Friday 25 June 2021  14:46:51 +0200 (0:00:06.806)       0:00:14.140 *********** 
=============================================================================== 
Enable/Disable msync node in PowerDNS geoip backend ------------------------------------------------------------ 6.81s
Playbook run took 0 days, 0 hours, 0 minutes, 14 seconds

Internal DNS setup

Bind authoritative and resolvers

For DCs that we control (Red Hat ones) and for which we have internal zone/subnet and so different set of internal IPs, we also use Bind, but with other features added in our Ansible role, like allow recursion (specific ACL to let internal subnet uses bind both as authoritative and resolver)

The procedure to update a zone is identical to the one described for public zone, but surely coming from a different ansible inventory and so different filestore git repo (tied to that inventory/env)

Worth knowing that we (ab)use some specific feature like Response Policy Zones RPZ : that permits us to , while still internally, answers automatically and redirect known external records (like mirrorlist.centos.org) to an internal IP and so not query the public authoritative servers.

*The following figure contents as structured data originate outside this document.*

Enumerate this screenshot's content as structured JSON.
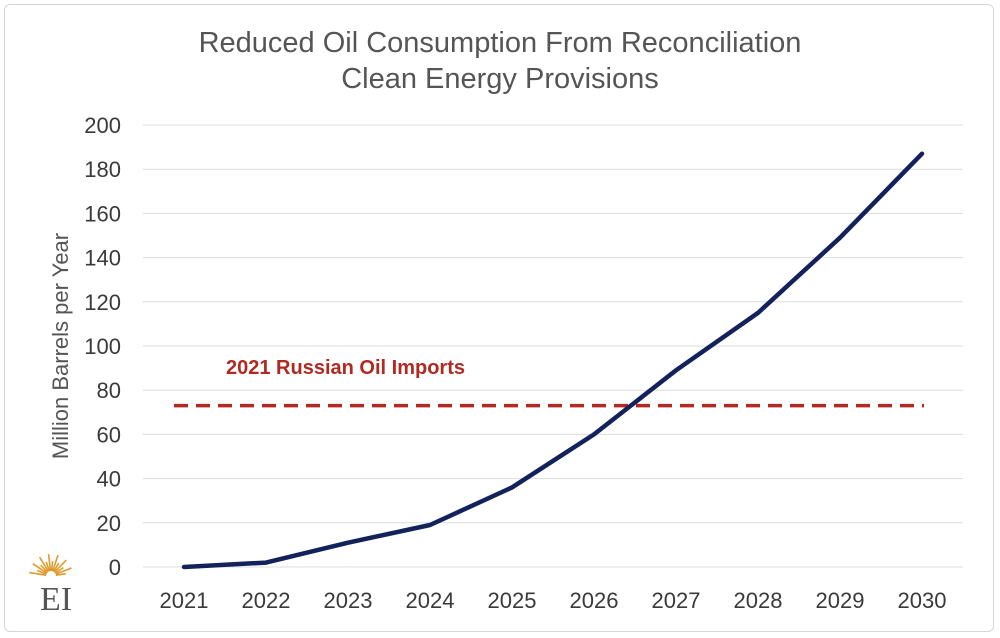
{
  "chart_data": {
    "type": "line",
    "title": [
      "Reduced Oil Consumption From Reconciliation",
      "Clean Energy Provisions"
    ],
    "xlabel": "",
    "ylabel": "Million Barrels per Year",
    "x": [
      "2021",
      "2022",
      "2023",
      "2024",
      "2025",
      "2026",
      "2027",
      "2028",
      "2029",
      "2030"
    ],
    "series": [
      {
        "values": [
          0,
          2,
          11,
          19,
          36,
          60,
          89,
          115,
          149,
          187
        ],
        "color": "#14225c"
      }
    ],
    "reference_line": {
      "label": "2021 Russian Oil Imports",
      "value": 73,
      "color": "#b02a22",
      "style": "dashed"
    },
    "ylim": [
      0,
      200
    ],
    "yticks": [
      0,
      20,
      40,
      60,
      80,
      100,
      120,
      140,
      160,
      180,
      200
    ],
    "grid": true,
    "legend": "none"
  },
  "logo": {
    "text": "EI",
    "icon": "sunburst-logo-icon",
    "color": "#e09b2d"
  }
}
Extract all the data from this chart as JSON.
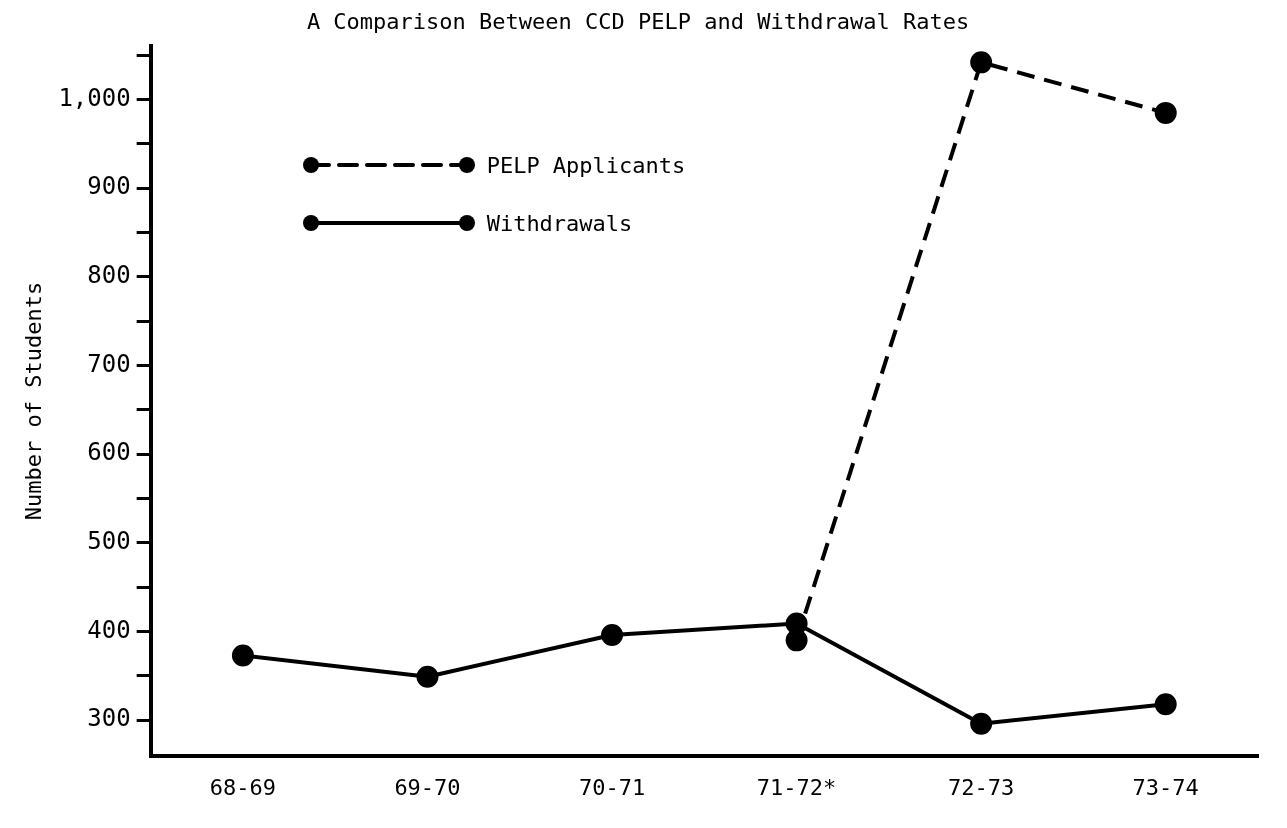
{
  "chart_data": {
    "type": "line",
    "title": "A Comparison Between CCD PELP and Withdrawal Rates",
    "ylabel": "Number of Students",
    "categories": [
      "68-69",
      "69-70",
      "70-71",
      "71-72*",
      "72-73",
      "73-74"
    ],
    "series": [
      {
        "name": "PELP Applicants",
        "color": "#000000",
        "line_style": "dashed",
        "values": [
          null,
          null,
          null,
          390,
          1042,
          985
        ]
      },
      {
        "name": "Withdrawals",
        "color": "#000000",
        "line_style": "solid",
        "values": [
          373,
          349,
          396,
          409,
          296,
          318
        ]
      }
    ],
    "ylim": [
      260,
      1060
    ],
    "yticks": [
      {
        "value": 300,
        "label": "300"
      },
      {
        "value": 350,
        "label": null
      },
      {
        "value": 400,
        "label": "400"
      },
      {
        "value": 450,
        "label": null
      },
      {
        "value": 500,
        "label": "500"
      },
      {
        "value": 550,
        "label": null
      },
      {
        "value": 600,
        "label": "600"
      },
      {
        "value": 650,
        "label": null
      },
      {
        "value": 700,
        "label": "700"
      },
      {
        "value": 750,
        "label": null
      },
      {
        "value": 800,
        "label": "800"
      },
      {
        "value": 850,
        "label": null
      },
      {
        "value": 900,
        "label": "900"
      },
      {
        "value": 950,
        "label": null
      },
      {
        "value": 1000,
        "label": "1,000"
      },
      {
        "value": 1050,
        "label": null
      }
    ],
    "grid": false,
    "legend": "top left",
    "marker": "circle"
  }
}
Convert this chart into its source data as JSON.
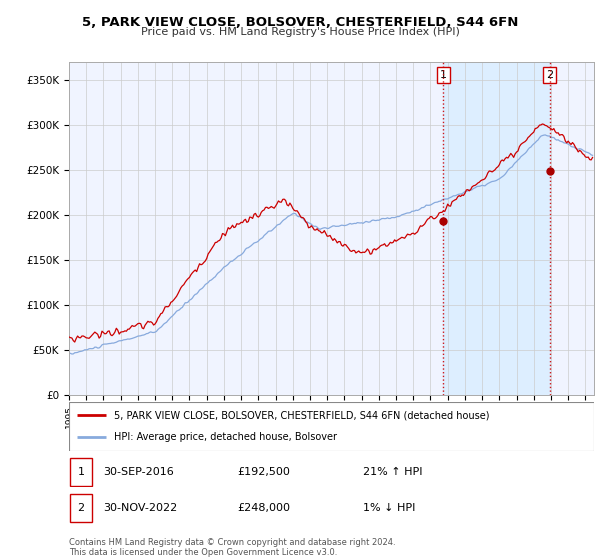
{
  "title": "5, PARK VIEW CLOSE, BOLSOVER, CHESTERFIELD, S44 6FN",
  "subtitle": "Price paid vs. HM Land Registry's House Price Index (HPI)",
  "ylabel_ticks": [
    "£0",
    "£50K",
    "£100K",
    "£150K",
    "£200K",
    "£250K",
    "£300K",
    "£350K"
  ],
  "ytick_values": [
    0,
    50000,
    100000,
    150000,
    200000,
    250000,
    300000,
    350000
  ],
  "ylim": [
    0,
    370000
  ],
  "xlim_start": 1995.0,
  "xlim_end": 2025.5,
  "red_line_color": "#cc0000",
  "blue_line_color": "#88aadd",
  "shade_color": "#ddeeff",
  "marker_color": "#aa0000",
  "vline_color": "#cc0000",
  "transaction1_x": 2016.75,
  "transaction1_y": 192500,
  "transaction1_label": "1",
  "transaction2_x": 2022.916,
  "transaction2_y": 248000,
  "transaction2_label": "2",
  "legend_line1": "5, PARK VIEW CLOSE, BOLSOVER, CHESTERFIELD, S44 6FN (detached house)",
  "legend_line2": "HPI: Average price, detached house, Bolsover",
  "footnote": "Contains HM Land Registry data © Crown copyright and database right 2024.\nThis data is licensed under the Open Government Licence v3.0.",
  "background_color": "#ffffff",
  "grid_color": "#cccccc",
  "chart_bg_color": "#f0f4ff"
}
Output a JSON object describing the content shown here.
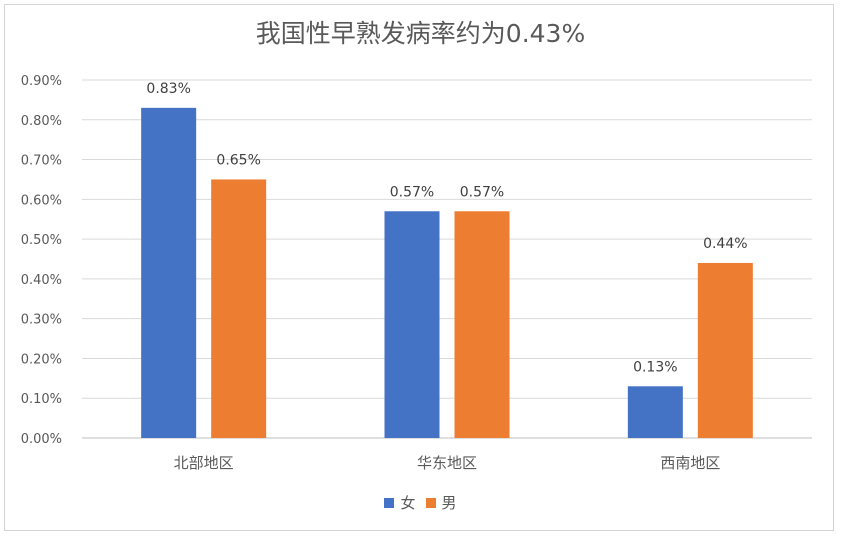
{
  "chart_data": {
    "type": "bar",
    "title": "我国性早熟发病率约为0.43%",
    "categories": [
      "北部地区",
      "华东地区",
      "西南地区"
    ],
    "series": [
      {
        "name": "女",
        "color": "#4472c4",
        "values": [
          0.83,
          0.57,
          0.13
        ],
        "labels": [
          "0.83%",
          "0.57%",
          "0.13%"
        ]
      },
      {
        "name": "男",
        "color": "#ed7d31",
        "values": [
          0.65,
          0.57,
          0.44
        ],
        "labels": [
          "0.65%",
          "0.57%",
          "0.44%"
        ]
      }
    ],
    "ylim": [
      0,
      0.9
    ],
    "yticks": [
      0,
      0.1,
      0.2,
      0.3,
      0.4,
      0.5,
      0.6,
      0.7,
      0.8,
      0.9
    ],
    "ytick_labels": [
      "0.00%",
      "0.10%",
      "0.20%",
      "0.30%",
      "0.40%",
      "0.50%",
      "0.60%",
      "0.70%",
      "0.80%",
      "0.90%"
    ],
    "grid": true,
    "legend_position": "bottom"
  }
}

All that is supported by our bind Ansible role, so consider reading defaults/main.yml to see how that works, or have access in ansible inventory/filestore for real examples.

Unbound resolvers

In some specific subnets/environments we also use Unbound which is a also a really lightweight/fast resolver, that supports plenty of features.

While not technically called RPZ, Unbound let you define some records, and forward other queries to other resolvers (forwarders).

Our unbound ansible role supports such features, like :

  • control ACL (for recursion)
  • override some specific records through ansible list
  • also parse automatically an ansible group itself to generate dynamically a kind of internal zone.

That last feature is the one we use (through unbound_local_groups) for the internal rdu2.centos.org zone, as when we'll add a new machine, and ip defined for the host/VM, unbound will automatically add it into computed file used by unbound.